Even as Amazon announces its intentions to launch delivery drones, beer companies try to send brews aloft, and aerial photographers plunk down credit cards to buy their very own quadcopter from Chris Anderson, the bottom of every article about the brave new drone-tastic world just over the horizon had a sentence like this:
The Federal Aviation Administration (FAA) has said that it will issue regulations for the use of commercial drones in 2015.
Last month, the FAA announced that it might consider some early approvals on a case-by-case basis and there were other signs the agency's control of drones was slipping.
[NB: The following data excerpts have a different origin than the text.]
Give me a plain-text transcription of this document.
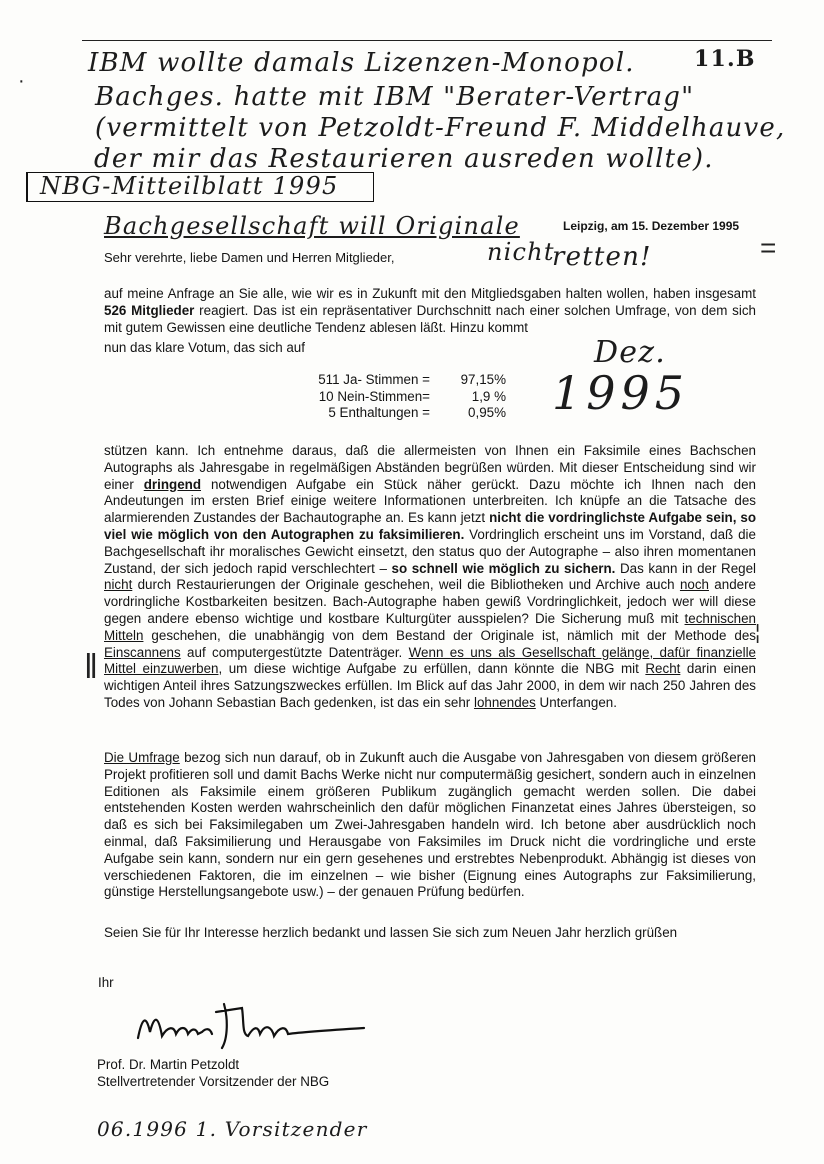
IBM wollte damals Lizenzen-Monopol.	11.B
Bachges. hatte mit IBM "Berater-Vertrag"
(vermittelt von Petzoldt-Freund F. Middelhauve,
der mir das Restaurieren ausreden wollte).
NBG-Mitteilblatt 1995
Bachgesellschaft will Originale
nicht
retten!
Leipzig, am 15. Dezember 1995
Sehr verehrte, liebe Damen und Herren Mitglieder,
auf meine Anfrage an Sie alle, wie wir es in Zukunft mit den Mitgliedsgaben halten wollen, haben insgesamt 526 Mitglieder reagiert. Das ist ein repräsentativer Durchschnitt nach einer solchen Umfrage, von dem sich mit gutem Gewissen eine deutliche Tendenz ablesen läßt. Hinzu kommt
nun das klare Votum, das sich auf	Dez.
1995
511 Ja- Stimmen =	97,15%
10 Nein-Stimmen=	1,9 %
5 Enthaltungen =	0,95%
stützen kann. Ich entnehme daraus, daß die allermeisten von Ihnen ein Faksimile eines Bachschen Autographs als Jahresgabe in regelmäßigen Abständen begrüßen würden. Mit dieser Entscheidung sind wir einer dringend notwendigen Aufgabe ein Stück näher gerückt. Dazu möchte ich Ihnen nach den Andeutungen im ersten Brief einige weitere Informationen unterbreiten. Ich knüpfe an die Tatsache des alarmierenden Zustandes der Bachautographe an. Es kann jetzt nicht die vordringlichste Aufgabe sein, so viel wie möglich von den Autographen zu faksimilieren. Vordringlich erscheint uns im Vorstand, daß die Bachgesellschaft ihr moralisches Gewicht einsetzt, den status quo der Autographe – also ihren momentanen Zustand, der sich jedoch rapid verschlechtert – so schnell wie möglich zu sichern. Das kann in der Regel nicht durch Restaurierungen der Originale geschehen, weil die Bibliotheken und Archive auch noch andere vordringliche Kostbarkeiten besitzen. Bach-Autographe haben gewiß Vordringlichkeit, jedoch wer will diese gegen andere ebenso wichtige und kostbare Kulturgüter ausspielen? Die Sicherung muß mit technischen Mitteln geschehen, die unabhängig von dem Bestand der Originale ist, nämlich mit der Methode des Einscannens auf computergestützte Datenträger. Wenn es uns als Gesellschaft gelänge, dafür finanzielle Mittel einzuwerben, um diese wichtige Aufgabe zu erfüllen, dann könnte die NBG mit Recht darin einen wichtigen Anteil ihres Satzungszweckes erfüllen. Im Blick auf das Jahr 2000, in dem wir nach 250 Jahren des Todes von Johann Sebastian Bach gedenken, ist das ein sehr lohnendes Unterfangen.
Die Umfrage bezog sich nun darauf, ob in Zukunft auch die Ausgabe von Jahresgaben von diesem größeren Projekt profitieren soll und damit Bachs Werke nicht nur computermäßig gesichert, sondern auch in einzelnen Editionen als Faksimile einem größeren Publikum zugänglich gemacht werden sollen. Die dabei entstehenden Kosten werden wahrscheinlich den dafür möglichen Finanzetat eines Jahres übersteigen, so daß es sich bei Faksimilegaben um Zwei-Jahresgaben handeln wird. Ich betone aber ausdrücklich noch einmal, daß Faksimilierung und Herausgabe von Faksimiles im Druck nicht die vordringliche und erste Aufgabe sein kann, sondern nur ein gern gesehenes und erstrebtes Nebenprodukt. Abhängig ist dieses von verschiedenen Faktoren, die im einzelnen – wie bisher (Eignung eines Autographs zur Faksimilierung, günstige Herstellungsangebote usw.) – der genauen Prüfung bedürfen.
Seien Sie für Ihr Interesse herzlich bedankt und lassen Sie sich zum Neuen Jahr herzlich grüßen
Ihr
Prof. Dr. Martin Petzoldt
Stellvertretender Vorsitzender der NBG
06.1996 1. Vorsitzender
·
=
¦
‖
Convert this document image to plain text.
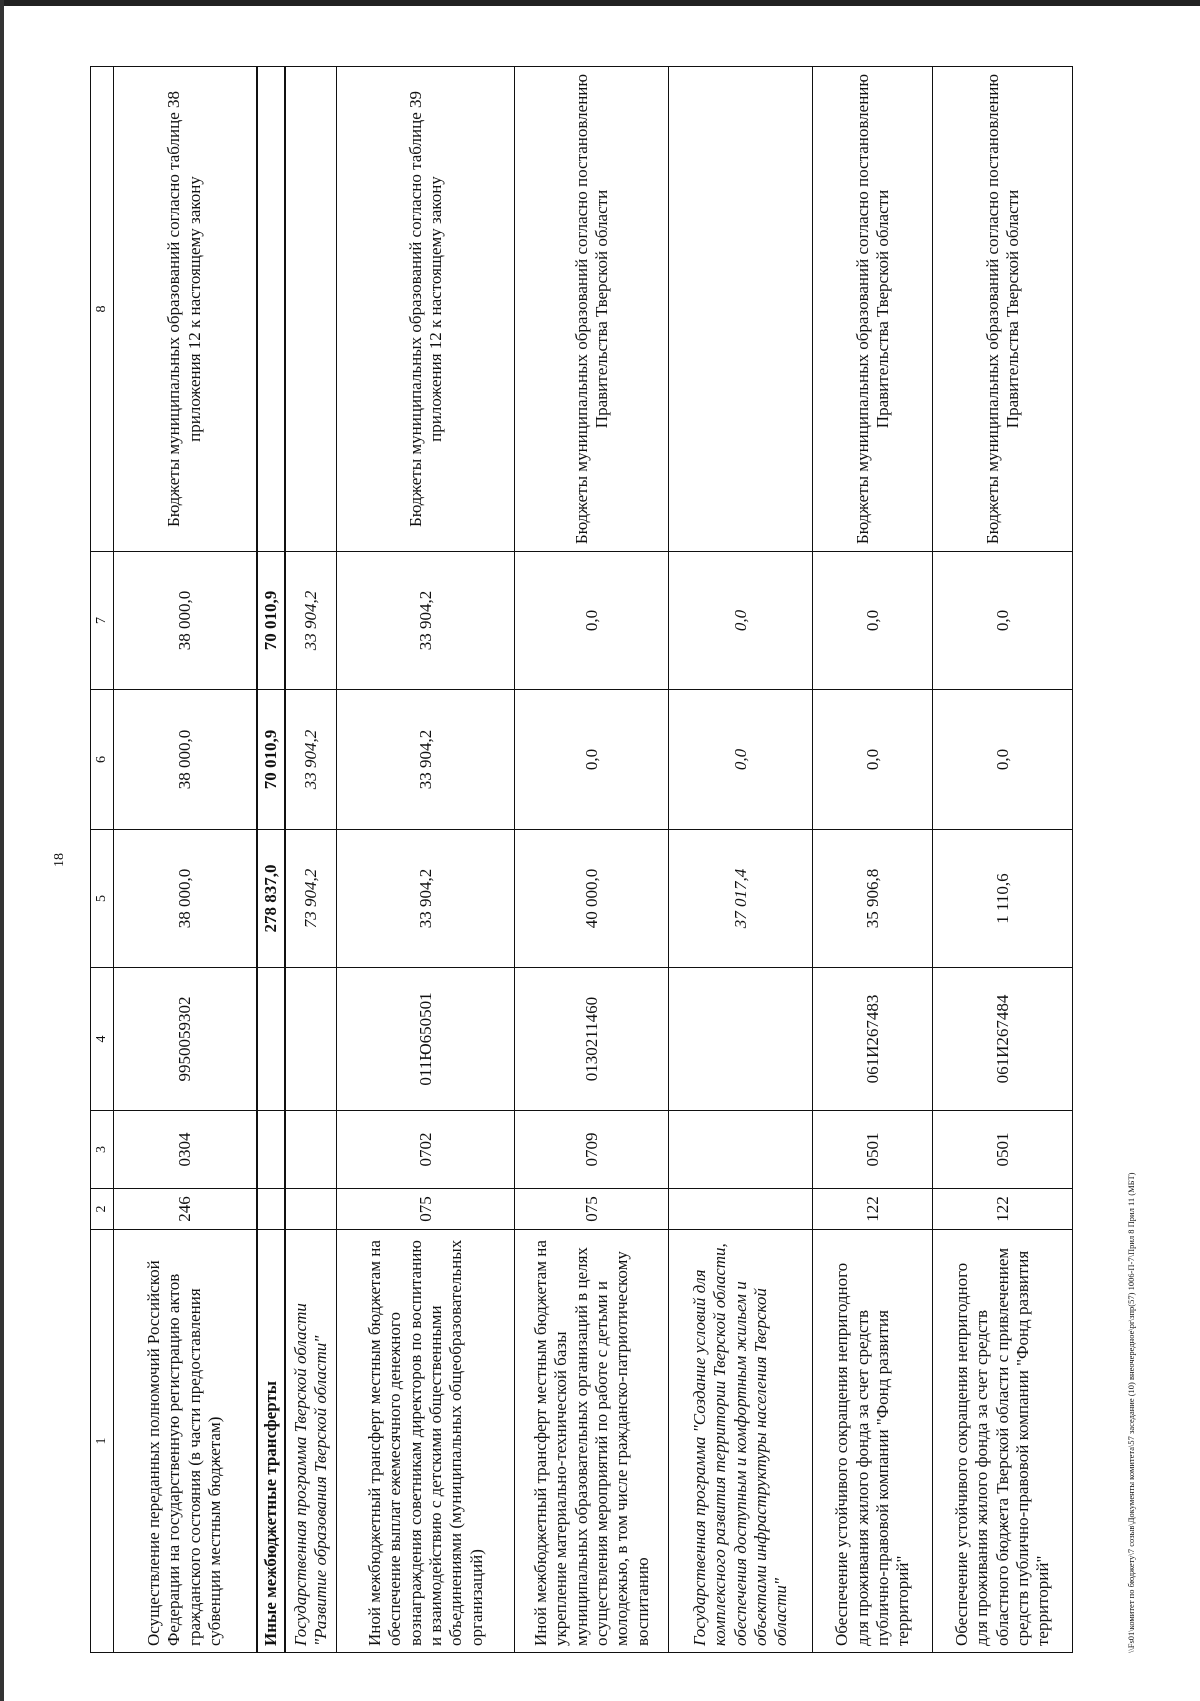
18
1	2	3	4	5	6	7	8
Осуществление переданных полномочий Российской Федерации на государственную регистрацию актов гражданского состояния (в части предоставления субвенции местным бюджетам)	246	0304	9950059302	38 000,0	38 000,0	38 000,0	Бюджеты муниципальных образований согласно таблице 38 приложения 12 к настоящему закону
Иные межбюджетные трансферты				278 837,0	70 010,9	70 010,9	
Государственная программа Тверской области "Развитие образования Тверской области"				73 904,2	33 904,2	33 904,2	
Иной межбюджетный трансферт местным бюджетам на обеспечение выплат ежемесячного денежного вознаграждения советникам директоров по воспитанию и взаимодействию с детскими общественными объединениями (муниципальных общеобразовательных организаций)	075	0702	011Ю650501	33 904,2	33 904,2	33 904,2	Бюджеты муниципальных образований согласно таблице 39 приложения 12 к настоящему закону
Иной межбюджетный трансферт местным бюджетам на укрепление материально-технической базы муниципальных образовательных организаций в целях осуществления мероприятий по работе с детьми и молодежью, в том числе гражданско-патриотическому воспитанию	075	0709	0130211460	40 000,0	0,0	0,0	Бюджеты муниципальных образований согласно постановлению Правительства Тверской области
Государственная программа "Создание условий для комплексного развития территории Тверской области, обеспечения доступным и комфортным жильем и объектами инфраструктуры населения Тверской области"				37 017,4	0,0	0,0	
Обеспечение устойчивого сокращения непригодного для проживания жилого фонда за счет средств публично-правовой компании "Фонд развития территорий"	122	0501	061И267483	35 906,8	0,0	0,0	Бюджеты муниципальных образований согласно постановлению Правительства Тверской области
Обеспечение устойчивого сокращения непригодного для проживания жилого фонда за счет средств областного бюджета Тверской области с привлечением средств публично-правовой компании "Фонд развития территорий"	122	0501	061И267484	1 110,6	0,0	0,0	Бюджеты муниципальных образований согласно постановлению Правительства Тверской области
\\Fs01\комитет по бюджету\7 созыв\Документы комитета\57 заседание (10) внеочередное\pr\зпр(57) 1006-П-7\Прил 8 Прил 11 (МБТ)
But a new administrative court ruling casts doubt on whether such rule and permissions from the body that regulates all things airborne would even be binding:
Raphael Pirker, who had been docked $10,000 by the Federal Aviation Administration for using a drone to shoot a promotional video, won an appeal yesterday of the fine for reckless flying. The judge in the dispute dismissed the first-ever such fine, saying the FAA has no authority over small unmanned aircraft....
Patrick Geraghty, the administrative law judge for the National Transportation Safety Board who decided on the appeal, said that at the time of Pirker’s flight to shoot a promotional video over the University of Virginia in Charlottesville on Oct. 17, 2011, “there was no enforceable FAA rule” on the type of model aircraft he used.
If he accepted the FAA’s argument, it would mean that “a flight in the air of a paper aircraft, or a toy balsa wood glider, could subject the operator to” FAA’s penalties, Geraghty wrote in his decision.
The FAA can (and likely will) appeal the ruling, but this leaves big commercial players and mom-and-pop drone shops alike in an even greater state of legal limbo in the meantime.